Johnny Herbert war 1995 Teamkollege von Michael Schumacher bei Benetton

Formel 1 2009

— 30.07.2009

Herbert: "Schumacher hat nichts zu verlieren"

Michael Schumachers ehemalige Benetton-Teamkollegen freuen sich auf das Comeback im Ferrari - Johnny Herbert: "Er kann sich zum Gott in Italien machen"

Jos Verstappen und Johnny Herbert können von den Stärken des Michael Schumacher viel erzählen. Die beiden ehemaligen Formel-1-Piloten waren 1994 (Verstappen) und 1995 (Herbert) Teamkollegen des Kerpeners, als dieser sich seine ersten beiden Titel im Benetton sicherte.
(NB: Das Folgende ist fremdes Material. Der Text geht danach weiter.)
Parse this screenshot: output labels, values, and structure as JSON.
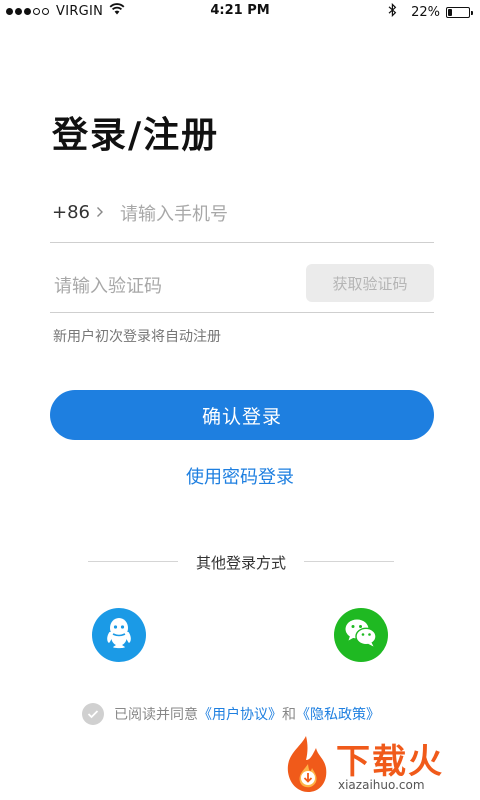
{
  "status_bar": {
    "carrier": "VIRGIN",
    "time": "4:21 PM",
    "battery_percent": "22%",
    "battery_level": 0.22,
    "signal_bars_filled": 3,
    "signal_bars_total": 5
  },
  "title": "登录/注册",
  "phone": {
    "country_code": "+86",
    "placeholder": "请输入手机号"
  },
  "code": {
    "placeholder": "请输入验证码",
    "get_code_label": "获取验证码"
  },
  "hint": "新用户初次登录将自动注册",
  "confirm_label": "确认登录",
  "password_login_label": "使用密码登录",
  "other_methods_label": "其他登录方式",
  "social": [
    {
      "name": "qq-icon",
      "color": "#1b9ae6"
    },
    {
      "name": "wechat-icon",
      "color": "#1fb922"
    }
  ],
  "agreement": {
    "prefix": "已阅读并同意",
    "user_agreement": "《用户协议》",
    "and": "和",
    "privacy_policy": "《隐私政策》"
  },
  "watermark": {
    "brand": "下载火",
    "domain": "xiazaihuo.com"
  },
  "colors": {
    "accent": "#1e7fe0",
    "button_disabled_bg": "#ebebeb",
    "qq": "#1b9ae6",
    "wechat": "#1fb922",
    "watermark": "#f05a1a"
  }
}
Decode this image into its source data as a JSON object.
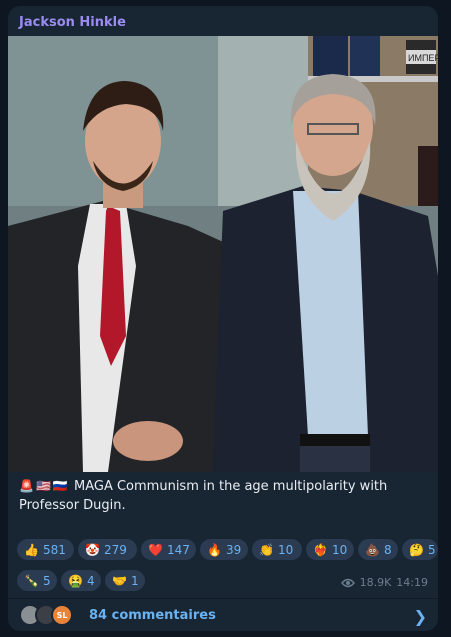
{
  "post": {
    "author": "Jackson Hinkle",
    "caption": "MAGA Communism in the age multipolarity with Professor Dugin.",
    "caption_flags": [
      "🚨",
      "🇺🇸",
      "🇷🇺"
    ],
    "reactions": [
      {
        "emoji": "👍",
        "count": "581"
      },
      {
        "emoji": "🤡",
        "count": "279"
      },
      {
        "emoji": "❤️",
        "count": "147"
      },
      {
        "emoji": "🔥",
        "count": "39"
      },
      {
        "emoji": "👏",
        "count": "10"
      },
      {
        "emoji": "❤️‍🔥",
        "count": "10"
      },
      {
        "emoji": "💩",
        "count": "8"
      },
      {
        "emoji": "🤔",
        "count": "5"
      },
      {
        "emoji": "🍾",
        "count": "5"
      },
      {
        "emoji": "🤮",
        "count": "4"
      },
      {
        "emoji": "🤝",
        "count": "1"
      }
    ],
    "views": "18.9K",
    "time": "14:19",
    "comments_label": "84 commentaires",
    "comment_avatar_initials": "SL",
    "book_title": "ИМПЕР"
  },
  "colors": {
    "background": "#0e1621",
    "card": "#182533",
    "author": "#9b8cf2",
    "link": "#6ab2f2",
    "pill": "#2a3b52",
    "meta": "#6d7f8f",
    "avatar_sl": "#e8833a"
  },
  "icons": {
    "views": "eye-icon",
    "chevron": "chevron-right-icon"
  }
}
Beide früheren Weggefährten sind fest davon überzeugt, dass ein Comeback von Schumacher als Ersatzmann des verletzten Felipe Massa im Ferrari nur logisch ist.

"Kein anderer Fahrer könnte Massa so kurzfristig ersetzen", meint Verstappen. "Wenn es einer kann, dann er." Der Niederländer ist sicher, dass sich der siebenmalige Weltmeister diesen Schritt reiflich überlegt hat: "Wenn er sich nicht bereit fühlen würde, dann ginge er dieses Risiko niemals ein. Man fragt sich natürlich, was er überhaupt zu gewinnen hat. Für Ferrari ist es ideal, dass sie einen solch erfahrenen Mann ins Cockpit setzen können. Ich bin gespannt, was er leisten kann. Im neuen Wagen ist er noch nicht einen Meter gefahren."

Johnny Herbert sieht Schumacher auf einem guten Niveau. "Man hört so viel Negatives, aber ich bin sicher, dass er es drauf hat", so der Brite in der 'BBC'. Herbert erklärt: "Er kann nichts verlieren, sondern nur gewinnen. Ferrari hat in diesem Jahr noch keinen Sieg. Wenn Schumacher kommt und plötzlich gewinnt, dann kann er sich damit zum größten Gott in Italien machen. Es wäre schon ein Hit, wenn ihm das gelingen würde."

"Aber es wird ein hartes Stück Arbeit", mahnt der dreifache Grand-Prix-Sieger an. "Er ist 2008 letztmals überhaupt ein Formel-1-Auto gefahren. Das Problem sind die unglaublichen Kräfte. Einfach in ein solches Auto zu hüpfen ist nicht einfach. Wenn man das regelmäßig macht, dann sind die entsprechenden Muskelpartien trainiert. Man kann natürlich abseits des Autos trainieren, aber das ist nicht vergleichbar. Er hat nur vier Wochen, um wieder in Form zu kommen."